The banner of the Duchy of Teschen, since 1605, remains the oldest preserved image of the ducal flag. The banner was ordered by Duke Adam Wenceslas, who, in 1605, was appointed commander of the Silesian army. (As a vassal of the Habsburgs, in their capacity of the Bohemian kings, he was involved in anti-Ottoman wars in territory of Hungary and Moravia.) The banner was made of blue satin and 160 x 240 cm in size. In the front part, there is a gold-painted eagle of the Duchy of Teschen, and the free part ends with two sharp tongues.

The ducal banners, which bore the image of golden eagles in a crown on a blue background, were used until the death of the last Piast ruler, Elizabeth Lucretia (†1653). From 1742, the official flag of the Duchy of Teschen was that of the Austrian Silesia, itself contained also Teschen/Cieszyn territory.

== Colours ==

The flag's colouring refers directly to the preserved iconographic messages of the dynastic coat of arms of the Teschen Piasts and the 17th century banner of the Duchy of Teschen. From the end of the 13th century, the shield of the dukes of Teschen was a golden eagle facing left in a blue field. From the 15th century, it was a golden crowned eagle, although the image of the crowned eagle appeared in the 14th century on the castle tiles during the Duke Premysl I Noszak era.
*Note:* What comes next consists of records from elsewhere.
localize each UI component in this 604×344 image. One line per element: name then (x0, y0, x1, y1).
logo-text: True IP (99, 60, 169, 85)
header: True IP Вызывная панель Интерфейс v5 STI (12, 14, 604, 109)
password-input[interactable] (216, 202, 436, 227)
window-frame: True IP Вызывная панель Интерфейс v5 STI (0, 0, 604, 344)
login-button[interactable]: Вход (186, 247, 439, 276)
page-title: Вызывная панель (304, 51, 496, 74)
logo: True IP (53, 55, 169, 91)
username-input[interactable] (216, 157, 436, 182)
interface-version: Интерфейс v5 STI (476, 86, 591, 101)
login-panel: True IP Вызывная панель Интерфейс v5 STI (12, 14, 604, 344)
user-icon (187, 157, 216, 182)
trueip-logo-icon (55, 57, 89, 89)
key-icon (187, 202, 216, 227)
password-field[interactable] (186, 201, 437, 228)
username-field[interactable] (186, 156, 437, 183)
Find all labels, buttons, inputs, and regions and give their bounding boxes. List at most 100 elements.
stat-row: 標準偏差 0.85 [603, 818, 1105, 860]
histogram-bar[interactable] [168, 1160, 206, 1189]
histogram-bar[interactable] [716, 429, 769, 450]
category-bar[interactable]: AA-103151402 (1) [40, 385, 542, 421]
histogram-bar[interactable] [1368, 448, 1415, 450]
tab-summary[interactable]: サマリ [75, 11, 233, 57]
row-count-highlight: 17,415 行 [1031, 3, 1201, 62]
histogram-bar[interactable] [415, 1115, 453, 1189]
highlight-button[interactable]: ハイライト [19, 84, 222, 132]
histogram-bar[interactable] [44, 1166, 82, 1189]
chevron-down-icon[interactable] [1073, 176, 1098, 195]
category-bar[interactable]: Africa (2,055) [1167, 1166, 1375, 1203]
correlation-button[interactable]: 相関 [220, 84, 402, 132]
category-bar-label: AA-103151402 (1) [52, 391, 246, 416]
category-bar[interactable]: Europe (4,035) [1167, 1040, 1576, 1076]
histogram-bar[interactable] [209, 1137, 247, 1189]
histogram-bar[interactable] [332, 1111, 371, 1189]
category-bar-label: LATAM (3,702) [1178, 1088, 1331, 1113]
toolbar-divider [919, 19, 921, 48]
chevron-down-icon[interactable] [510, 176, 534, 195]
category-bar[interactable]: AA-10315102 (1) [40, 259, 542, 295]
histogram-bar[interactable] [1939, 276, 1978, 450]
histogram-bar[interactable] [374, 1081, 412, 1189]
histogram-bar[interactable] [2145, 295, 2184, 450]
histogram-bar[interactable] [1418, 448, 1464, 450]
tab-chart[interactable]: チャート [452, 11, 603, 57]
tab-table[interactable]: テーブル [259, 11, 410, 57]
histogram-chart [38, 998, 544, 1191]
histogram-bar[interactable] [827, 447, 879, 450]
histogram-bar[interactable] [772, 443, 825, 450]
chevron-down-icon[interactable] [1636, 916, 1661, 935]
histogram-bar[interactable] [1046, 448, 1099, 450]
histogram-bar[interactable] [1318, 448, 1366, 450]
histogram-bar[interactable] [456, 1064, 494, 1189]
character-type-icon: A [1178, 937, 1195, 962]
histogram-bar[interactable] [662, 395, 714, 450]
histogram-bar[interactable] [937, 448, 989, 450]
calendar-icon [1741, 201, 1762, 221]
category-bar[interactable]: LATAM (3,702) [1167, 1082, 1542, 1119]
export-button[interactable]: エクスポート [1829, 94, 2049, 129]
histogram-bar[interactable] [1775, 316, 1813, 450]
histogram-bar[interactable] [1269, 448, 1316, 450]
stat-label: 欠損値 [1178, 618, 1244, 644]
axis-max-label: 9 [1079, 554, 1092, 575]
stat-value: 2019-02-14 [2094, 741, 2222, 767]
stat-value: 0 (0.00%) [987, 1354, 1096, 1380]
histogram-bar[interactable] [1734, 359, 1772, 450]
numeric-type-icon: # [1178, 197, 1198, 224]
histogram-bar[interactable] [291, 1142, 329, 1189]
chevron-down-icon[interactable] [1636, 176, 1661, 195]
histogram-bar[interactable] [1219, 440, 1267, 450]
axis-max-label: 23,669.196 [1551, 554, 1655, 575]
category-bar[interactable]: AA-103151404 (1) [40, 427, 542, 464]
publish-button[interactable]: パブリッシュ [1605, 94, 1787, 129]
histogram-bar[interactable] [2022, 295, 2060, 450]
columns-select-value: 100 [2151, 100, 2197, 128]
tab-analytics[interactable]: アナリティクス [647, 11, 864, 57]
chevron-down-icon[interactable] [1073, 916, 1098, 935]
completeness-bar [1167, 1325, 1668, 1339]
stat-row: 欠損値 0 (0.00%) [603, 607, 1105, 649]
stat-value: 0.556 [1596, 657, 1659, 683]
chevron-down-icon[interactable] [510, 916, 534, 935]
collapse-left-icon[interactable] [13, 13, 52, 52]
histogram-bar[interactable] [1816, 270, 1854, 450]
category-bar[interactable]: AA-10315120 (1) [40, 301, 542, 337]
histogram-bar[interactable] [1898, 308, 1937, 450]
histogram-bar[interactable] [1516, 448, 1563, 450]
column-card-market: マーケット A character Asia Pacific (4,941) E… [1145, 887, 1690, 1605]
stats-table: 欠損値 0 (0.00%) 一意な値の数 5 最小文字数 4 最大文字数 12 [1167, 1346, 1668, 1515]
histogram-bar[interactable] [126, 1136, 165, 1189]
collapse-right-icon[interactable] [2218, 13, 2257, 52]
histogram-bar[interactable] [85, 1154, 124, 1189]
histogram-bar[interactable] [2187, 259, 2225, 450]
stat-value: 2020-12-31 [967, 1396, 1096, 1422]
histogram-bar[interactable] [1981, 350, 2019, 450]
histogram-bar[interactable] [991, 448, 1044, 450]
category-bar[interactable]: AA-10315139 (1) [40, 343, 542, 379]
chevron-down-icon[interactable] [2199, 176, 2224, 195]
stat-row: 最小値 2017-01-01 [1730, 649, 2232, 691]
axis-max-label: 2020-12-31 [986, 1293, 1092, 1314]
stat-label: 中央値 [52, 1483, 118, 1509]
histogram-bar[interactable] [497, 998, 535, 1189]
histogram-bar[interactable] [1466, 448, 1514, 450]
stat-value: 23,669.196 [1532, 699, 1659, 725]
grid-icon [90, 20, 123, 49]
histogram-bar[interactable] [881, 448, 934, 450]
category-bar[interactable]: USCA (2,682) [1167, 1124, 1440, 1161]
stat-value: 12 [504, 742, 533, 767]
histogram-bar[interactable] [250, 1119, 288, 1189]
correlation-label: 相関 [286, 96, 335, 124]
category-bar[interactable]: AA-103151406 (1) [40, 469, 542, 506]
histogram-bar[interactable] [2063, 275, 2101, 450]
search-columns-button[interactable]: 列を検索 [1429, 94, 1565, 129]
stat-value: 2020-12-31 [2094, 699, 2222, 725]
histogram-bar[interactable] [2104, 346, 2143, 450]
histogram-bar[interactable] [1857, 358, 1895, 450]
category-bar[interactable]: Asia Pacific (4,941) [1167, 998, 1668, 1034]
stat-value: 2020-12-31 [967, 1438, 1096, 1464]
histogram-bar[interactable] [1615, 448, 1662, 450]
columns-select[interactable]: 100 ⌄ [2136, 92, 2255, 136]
Some foreign sources, such as the Stockholm Codex Bergshammar (from 1430 to 1436) show the Teschen eagle with a red beak, tongue, and claws. However, later sources, such as the Silesian Armorial (from 1577 to 1578), depict an eagle with only a red tongue emerging from the half-open beak, which is in the golden colour of the eagle. This unchangeability of the image and colours is confirmed by Siebmacher's Armorial, and a later description in the work of Jakob C. Spener. The contemporary flag of the Duchy of Teschen also refers to this colour scheme.

== Eagle ==
In the Duchy of Teschen, from the end of the 15th century, the crowned eagle appeared unceasingly on all ducal seals, coins, and banners, until the extinction of ducal family (1653). Thanks to the relations with the court of the last Jagiellon rulers of Poland-Lithuania during the 16th century, the image of the Teschen eagle on the Piast seals was modelled on the eagle from the crown seal of the Kingdom of Poland. The only differences were the form of the crown itself and the colours: on the head of the Polish eagle was the Renaissance-Baroque closed crown, while on the coat of arms of the Duchy of Teschen was the medieval open crown. It is important that the crowned eagle meant priority over the eagle (e.g. Upper Silesia, Lower Silesia), which could not be crowned. (In European heraldry, the crowned eagle is a state eagle and means sovereignty.) The eagle on the contemporary flag of the Duchy of Teschen is a direct representation of the 16th century version.